Öğrenciler, uygun mesleki seçimi yaptıktan sonra önce ahlak ve erdem üzerine eğitimler almalıdır. Bu eğitim tamamlandıktan sonra mesleki eğitime geçilmelidir. Günümüzde diploma avcılığı olarak görülen üniversite okumak, aslında kendini geliştirmeye aday bireylere uygun ortam ve imkânlar sunarak çalışma sahası oluşturmaktır. Tarihimizde sadece üniversite ya da lisede uygulanan bir uygulamadan bahsetmiyorum. İlkokul çocuklarının ürün yetiştirmeyi ders olarak aldığı kurumdan bahsediyorum: Evet, Köy Enstitüleri…

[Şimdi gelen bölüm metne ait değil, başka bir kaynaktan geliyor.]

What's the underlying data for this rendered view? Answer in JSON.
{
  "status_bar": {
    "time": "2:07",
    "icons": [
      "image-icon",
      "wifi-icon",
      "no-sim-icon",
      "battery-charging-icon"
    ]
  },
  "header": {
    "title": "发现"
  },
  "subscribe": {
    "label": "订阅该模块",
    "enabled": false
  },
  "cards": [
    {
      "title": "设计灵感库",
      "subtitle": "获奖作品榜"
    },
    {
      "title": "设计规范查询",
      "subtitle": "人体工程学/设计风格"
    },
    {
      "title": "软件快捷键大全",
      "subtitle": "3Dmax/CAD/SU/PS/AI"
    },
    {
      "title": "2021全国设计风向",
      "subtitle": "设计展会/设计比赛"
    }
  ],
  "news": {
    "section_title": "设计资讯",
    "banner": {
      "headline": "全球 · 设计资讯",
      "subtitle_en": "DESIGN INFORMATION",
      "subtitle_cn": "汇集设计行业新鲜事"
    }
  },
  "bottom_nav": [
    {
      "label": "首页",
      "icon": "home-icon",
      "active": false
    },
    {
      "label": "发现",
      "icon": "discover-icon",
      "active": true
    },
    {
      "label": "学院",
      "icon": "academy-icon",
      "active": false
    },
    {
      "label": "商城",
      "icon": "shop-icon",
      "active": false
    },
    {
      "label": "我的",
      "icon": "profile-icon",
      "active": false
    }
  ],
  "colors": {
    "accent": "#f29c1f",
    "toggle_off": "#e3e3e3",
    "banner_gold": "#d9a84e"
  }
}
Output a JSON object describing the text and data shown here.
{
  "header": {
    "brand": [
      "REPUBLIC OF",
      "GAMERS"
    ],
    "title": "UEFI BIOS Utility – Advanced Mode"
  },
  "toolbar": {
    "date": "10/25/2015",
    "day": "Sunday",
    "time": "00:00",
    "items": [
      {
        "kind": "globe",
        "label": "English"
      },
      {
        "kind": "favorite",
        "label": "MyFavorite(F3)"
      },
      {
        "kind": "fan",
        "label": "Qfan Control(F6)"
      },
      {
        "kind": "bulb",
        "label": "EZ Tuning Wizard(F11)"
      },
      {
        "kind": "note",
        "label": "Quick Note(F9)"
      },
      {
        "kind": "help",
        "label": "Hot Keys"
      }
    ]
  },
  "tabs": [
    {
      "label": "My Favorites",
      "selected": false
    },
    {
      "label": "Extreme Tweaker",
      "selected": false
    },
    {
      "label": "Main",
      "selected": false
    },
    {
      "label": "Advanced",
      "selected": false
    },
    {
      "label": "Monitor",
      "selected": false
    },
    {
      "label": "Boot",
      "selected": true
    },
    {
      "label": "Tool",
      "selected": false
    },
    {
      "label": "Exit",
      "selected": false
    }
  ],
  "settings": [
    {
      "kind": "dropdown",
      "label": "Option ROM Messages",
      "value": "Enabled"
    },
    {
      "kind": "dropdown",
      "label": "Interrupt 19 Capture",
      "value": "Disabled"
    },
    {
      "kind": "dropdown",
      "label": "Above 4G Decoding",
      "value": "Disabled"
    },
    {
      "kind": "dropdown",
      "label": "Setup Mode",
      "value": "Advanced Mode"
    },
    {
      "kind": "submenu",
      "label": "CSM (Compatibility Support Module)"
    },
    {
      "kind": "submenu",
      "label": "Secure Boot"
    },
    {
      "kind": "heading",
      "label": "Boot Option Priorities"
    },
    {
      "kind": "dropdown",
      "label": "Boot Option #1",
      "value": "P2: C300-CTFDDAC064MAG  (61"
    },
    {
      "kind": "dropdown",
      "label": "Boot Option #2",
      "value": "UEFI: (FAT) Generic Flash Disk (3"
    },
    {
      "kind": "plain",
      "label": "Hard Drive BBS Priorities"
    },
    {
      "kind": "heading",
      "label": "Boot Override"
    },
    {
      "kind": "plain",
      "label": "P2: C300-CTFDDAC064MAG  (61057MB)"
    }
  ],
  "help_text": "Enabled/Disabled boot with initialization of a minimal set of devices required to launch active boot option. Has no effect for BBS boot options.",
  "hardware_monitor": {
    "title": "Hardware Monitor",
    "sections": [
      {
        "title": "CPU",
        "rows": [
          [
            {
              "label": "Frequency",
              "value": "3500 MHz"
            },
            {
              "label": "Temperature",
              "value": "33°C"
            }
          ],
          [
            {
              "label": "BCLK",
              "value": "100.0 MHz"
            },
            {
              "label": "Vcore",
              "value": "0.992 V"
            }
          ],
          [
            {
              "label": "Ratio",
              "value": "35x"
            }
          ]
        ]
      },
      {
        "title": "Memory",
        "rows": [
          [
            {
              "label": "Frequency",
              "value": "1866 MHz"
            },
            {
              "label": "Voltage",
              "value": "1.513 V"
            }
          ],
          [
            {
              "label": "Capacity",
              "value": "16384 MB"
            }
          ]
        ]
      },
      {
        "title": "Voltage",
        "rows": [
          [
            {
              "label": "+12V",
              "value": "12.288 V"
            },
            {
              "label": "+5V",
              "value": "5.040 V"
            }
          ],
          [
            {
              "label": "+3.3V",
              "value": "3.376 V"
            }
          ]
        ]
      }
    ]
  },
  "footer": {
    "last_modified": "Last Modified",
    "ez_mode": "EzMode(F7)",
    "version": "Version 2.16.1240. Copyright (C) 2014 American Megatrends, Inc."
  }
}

Tarihimizdeki en başarılı “okul” tipidir. Salt fenni bilimlerin ezberletildiği değil, yaparak ve yaşayarak öğrenildiği okuldur. Buradan mezun olmak insanlar için yeterliydi. Bir A4 kağıdı ile belgelemeye gerek yoktu. Öğrencileri yaşama hazırlamak ve bunu yaparken zihinleri, kalpleri ve bedenleri de eğitmeyi ihmal etmiyorlardı. Bugün üniversiteye gitmek, sadece diploma almak için yapılır. Burada suçlu aramaya gerek yok. Herkes biraz suçludur. Öğrencilerin hayali diploma ise, burada öğrenciden başka suçlu arayabilir miyiz? Müslüman, Müslümandan sorumludur. Ve biz en çok öğrencilerimizden sorumluyuz. Teneffüslerde alışveriş, maaş, maç konuşmak da öğretmenlerin kusuru olmalıdır. Dar’ül Erkam’ın üyeleriyiz biz. Bir görevimiz de rol model olmak ve dert sahibi olmaktır. Öğrencilerin dertleri ile dertlenmek, öğretmenliğin bir görevidir. Biz çocuklara diploma almayı değil, ümmete yararlı bireyler olmayı öğretmeliyiz. Aksi takdirde, öğrenci değil, diploma yetiştiriyoruz. Öğrencilerin geleceğe hazırlanması, yalnızca bilgi ezberletmekle sınırlı değildir. Hizmet eden ve bunu enayilik olarak görmeyen bireyler yetiştirmeliyiz. Öğrencilerimizi bu şekilde yetiştirmek, toplumun kalkınması için şarttır. Öğrenciler hayal kurmalı ve hayallerinin peşinden gitmelidir. Bu hayallere ulaşmak için her yolun mübah olmadığı da öğretilmelidir. Bu, hem erdemli hem de işinin ehli bireyler sunacaktır. İşte o zaman diploma, önemini liyakate bırakacaktır.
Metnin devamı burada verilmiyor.